Dans ce cas, ont déclaré les mêmes personnes, l’accord était particulièrement inhabituel : le principal objectif de Naheta est d’investir dans des sociétés publiques et, lorsque l’annonce a été faite, elle n’a fait aucune mention de l’entité au sein de SoftBank qui procédait à l’achat d’actifs.

L’investissement, ont déclaré deux personnes proches de SoftBank, a finalement été géré par le deuxième Fonds Vision.

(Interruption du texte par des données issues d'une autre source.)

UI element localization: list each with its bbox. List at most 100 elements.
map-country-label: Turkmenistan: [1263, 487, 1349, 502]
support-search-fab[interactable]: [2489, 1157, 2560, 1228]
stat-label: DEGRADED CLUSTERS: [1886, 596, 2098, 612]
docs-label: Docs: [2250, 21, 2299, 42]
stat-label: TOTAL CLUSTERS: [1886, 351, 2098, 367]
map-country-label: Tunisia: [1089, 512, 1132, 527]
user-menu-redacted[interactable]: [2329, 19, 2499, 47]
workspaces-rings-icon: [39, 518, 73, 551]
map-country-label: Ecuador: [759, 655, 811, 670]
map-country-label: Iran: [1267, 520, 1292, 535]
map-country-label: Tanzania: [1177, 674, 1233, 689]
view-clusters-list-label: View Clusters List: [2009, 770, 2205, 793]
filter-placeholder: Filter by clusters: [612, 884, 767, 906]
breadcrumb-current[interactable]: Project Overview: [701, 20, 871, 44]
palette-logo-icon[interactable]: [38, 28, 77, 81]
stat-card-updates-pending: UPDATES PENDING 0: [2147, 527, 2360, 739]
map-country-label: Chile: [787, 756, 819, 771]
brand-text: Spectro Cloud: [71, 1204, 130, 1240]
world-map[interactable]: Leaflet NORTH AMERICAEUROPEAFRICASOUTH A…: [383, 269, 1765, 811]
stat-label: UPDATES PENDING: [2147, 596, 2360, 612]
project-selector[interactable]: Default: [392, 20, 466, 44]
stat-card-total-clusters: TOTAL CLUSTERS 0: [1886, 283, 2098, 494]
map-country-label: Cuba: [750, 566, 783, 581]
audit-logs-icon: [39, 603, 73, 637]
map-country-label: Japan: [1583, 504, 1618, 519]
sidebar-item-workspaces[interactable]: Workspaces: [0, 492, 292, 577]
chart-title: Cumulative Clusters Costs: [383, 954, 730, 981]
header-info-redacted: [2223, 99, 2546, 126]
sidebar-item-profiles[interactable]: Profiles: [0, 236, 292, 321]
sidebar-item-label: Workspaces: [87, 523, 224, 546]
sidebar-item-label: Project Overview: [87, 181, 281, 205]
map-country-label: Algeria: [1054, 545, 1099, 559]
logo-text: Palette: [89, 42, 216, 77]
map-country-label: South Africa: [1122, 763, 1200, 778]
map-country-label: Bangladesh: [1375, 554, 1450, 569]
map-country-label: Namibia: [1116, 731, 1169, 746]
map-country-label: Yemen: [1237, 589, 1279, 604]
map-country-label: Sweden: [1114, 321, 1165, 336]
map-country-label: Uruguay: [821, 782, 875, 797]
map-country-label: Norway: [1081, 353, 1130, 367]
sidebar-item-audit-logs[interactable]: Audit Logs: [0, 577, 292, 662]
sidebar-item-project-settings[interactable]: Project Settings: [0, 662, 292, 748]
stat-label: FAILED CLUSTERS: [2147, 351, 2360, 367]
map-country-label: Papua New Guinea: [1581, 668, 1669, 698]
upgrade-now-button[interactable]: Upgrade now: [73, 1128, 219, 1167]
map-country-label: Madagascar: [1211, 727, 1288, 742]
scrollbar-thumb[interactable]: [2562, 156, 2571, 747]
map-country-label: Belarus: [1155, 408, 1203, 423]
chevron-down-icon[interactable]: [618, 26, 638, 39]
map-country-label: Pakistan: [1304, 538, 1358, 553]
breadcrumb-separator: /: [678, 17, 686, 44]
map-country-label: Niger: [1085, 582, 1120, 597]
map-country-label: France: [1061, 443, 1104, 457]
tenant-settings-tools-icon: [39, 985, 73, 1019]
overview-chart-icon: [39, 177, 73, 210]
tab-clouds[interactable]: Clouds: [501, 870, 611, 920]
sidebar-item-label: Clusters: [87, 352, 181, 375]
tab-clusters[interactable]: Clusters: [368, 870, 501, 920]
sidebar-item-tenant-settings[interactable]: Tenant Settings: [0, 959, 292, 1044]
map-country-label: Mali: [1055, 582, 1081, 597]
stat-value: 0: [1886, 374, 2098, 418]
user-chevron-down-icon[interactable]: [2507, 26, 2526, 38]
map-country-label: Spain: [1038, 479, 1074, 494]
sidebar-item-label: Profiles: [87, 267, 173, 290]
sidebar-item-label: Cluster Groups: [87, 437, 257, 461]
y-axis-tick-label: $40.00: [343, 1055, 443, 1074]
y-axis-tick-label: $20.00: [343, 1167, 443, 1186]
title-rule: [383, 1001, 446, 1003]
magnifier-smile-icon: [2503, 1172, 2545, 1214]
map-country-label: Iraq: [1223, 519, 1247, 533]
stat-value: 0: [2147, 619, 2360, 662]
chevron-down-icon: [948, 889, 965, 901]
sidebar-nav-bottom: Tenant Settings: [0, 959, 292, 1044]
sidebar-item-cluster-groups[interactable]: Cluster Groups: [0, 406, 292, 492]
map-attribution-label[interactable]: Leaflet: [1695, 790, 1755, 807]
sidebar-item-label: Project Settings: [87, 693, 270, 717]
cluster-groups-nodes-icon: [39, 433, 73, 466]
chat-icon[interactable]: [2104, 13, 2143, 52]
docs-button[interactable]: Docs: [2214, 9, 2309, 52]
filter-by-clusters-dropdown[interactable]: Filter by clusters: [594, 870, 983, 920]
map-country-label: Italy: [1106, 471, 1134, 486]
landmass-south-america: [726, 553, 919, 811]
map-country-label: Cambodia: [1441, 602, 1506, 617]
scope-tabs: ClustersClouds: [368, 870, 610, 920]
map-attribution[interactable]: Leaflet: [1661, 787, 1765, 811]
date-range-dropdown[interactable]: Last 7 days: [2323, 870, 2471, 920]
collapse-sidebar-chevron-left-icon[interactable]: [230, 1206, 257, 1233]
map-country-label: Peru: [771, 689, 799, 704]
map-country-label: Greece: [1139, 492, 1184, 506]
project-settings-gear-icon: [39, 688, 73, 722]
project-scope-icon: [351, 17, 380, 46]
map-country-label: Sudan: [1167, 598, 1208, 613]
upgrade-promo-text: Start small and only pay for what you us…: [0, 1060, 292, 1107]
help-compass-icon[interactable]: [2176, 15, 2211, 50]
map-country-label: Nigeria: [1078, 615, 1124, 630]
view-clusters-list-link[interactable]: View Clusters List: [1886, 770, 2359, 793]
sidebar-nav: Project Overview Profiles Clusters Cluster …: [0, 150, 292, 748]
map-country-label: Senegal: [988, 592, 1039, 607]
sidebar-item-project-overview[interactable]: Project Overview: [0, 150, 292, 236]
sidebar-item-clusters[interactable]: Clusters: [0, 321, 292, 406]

L’une des personnes a déclaré qu’il n’y avait pas eu de différend autour de la transaction.

En plus d’AutoStore, SoftBank a accéléré les investissements du VFII, qui est géré avec 40 milliards de dollars du capital du groupe.

Mais comme le fonds n’inclut pas d’investisseurs extérieurs, certaines personnes au sein de l’entreprise se sont demandé s’il existait un processus de diligence raisonnable suffisant pour ses investissements, citant des similitudes avec la culture du « Far West » du premier fonds.

En novembre 2020, SoftBank a fourni à Greensill un financement d’urgence de 440 millions de dollars via le deuxième Fonds Vision, quatre mois avant que la société de financement de la chaîne d’approvisionnement ne dépose le bilan.

Akshay Naheta a payé 2,8 milliards de dollars pour une participation de 40 % dans le groupe norvégien AutoStore © Lucy Nicholson/Reuters

Alors que les investissements du fonds n’ont pas toujours besoin d’être approuvés par le comité d’investissement du groupe japonais, le financement de Greensill a été examiné par les comités du VFII et du groupe SoftBank. Son et Rajeev Misra, directeur du Vision Fund, siègent aux deux comités.

Selon une personne familière avec la transaction, le comité d’investissement de quatre membres du groupe est parvenu à des conclusions presque identiques à celles du VFII, bien que des problèmes au sein de Greensill aient déjà fait surface à ce moment-là. « Même si cela est allé au comité d’investissement de SoftBank Group, il n’y avait pas de doute sur ce que le VFII a décidé de faire », a déclaré la personne.

Des proches de l’entreprise affirment également qu’il est difficile de contester une décision que Son a déjà prise au niveau du Fonds Vision même si les transactions sont examinées par le groupe. « Si Masa avait déjà dit oui, qui suis-je pour m’opposer ? » dit l’un des gens.

SoftBank a déclaré que le groupe et ses filiales effectuaient une diligence raisonnable et une conformité «très approfondies» dans l’évaluation des investissements potentiels. « Le comité d’investissement de SBG comprend plusieurs membres qui ne font pas partie du comité d’investissement de Vision Fund 2, chacun d’eux prenant une décision indépendante d’approuver ou de rejeter une transaction donnée », a-t-il ajouté.

Tim Mackey, directeur de la conformité et directeur juridique, a déclaré aux employés qu’il souhaitait créer une culture transparente où ils peuvent exprimer librement leurs préoccupations concernant la conformité et la gouvernance. « Masa partage le point de vue selon lequel les employés devraient s’exprimer », a déclaré une personne proche de l’entreprise.

Mais son double rôle a créé une situation dans laquelle il peut être difficile de signaler des problèmes de conformité pour les transactions alors qu’il est également chargé d’approuver légalement les mêmes transactions.

SoftBank a déclaré qu’un double rôle n’était pas inhabituel à l’échelle mondiale, ajoutant qu’il avait un agent de conformité adjoint pour diriger le rôle de conformité en cas de conflit d’intérêts.

Mais les membres de l’entreprise craignent que Mackey puisse avoir du mal à créer une culture de conformité stricte malgré ses promesses de le faire.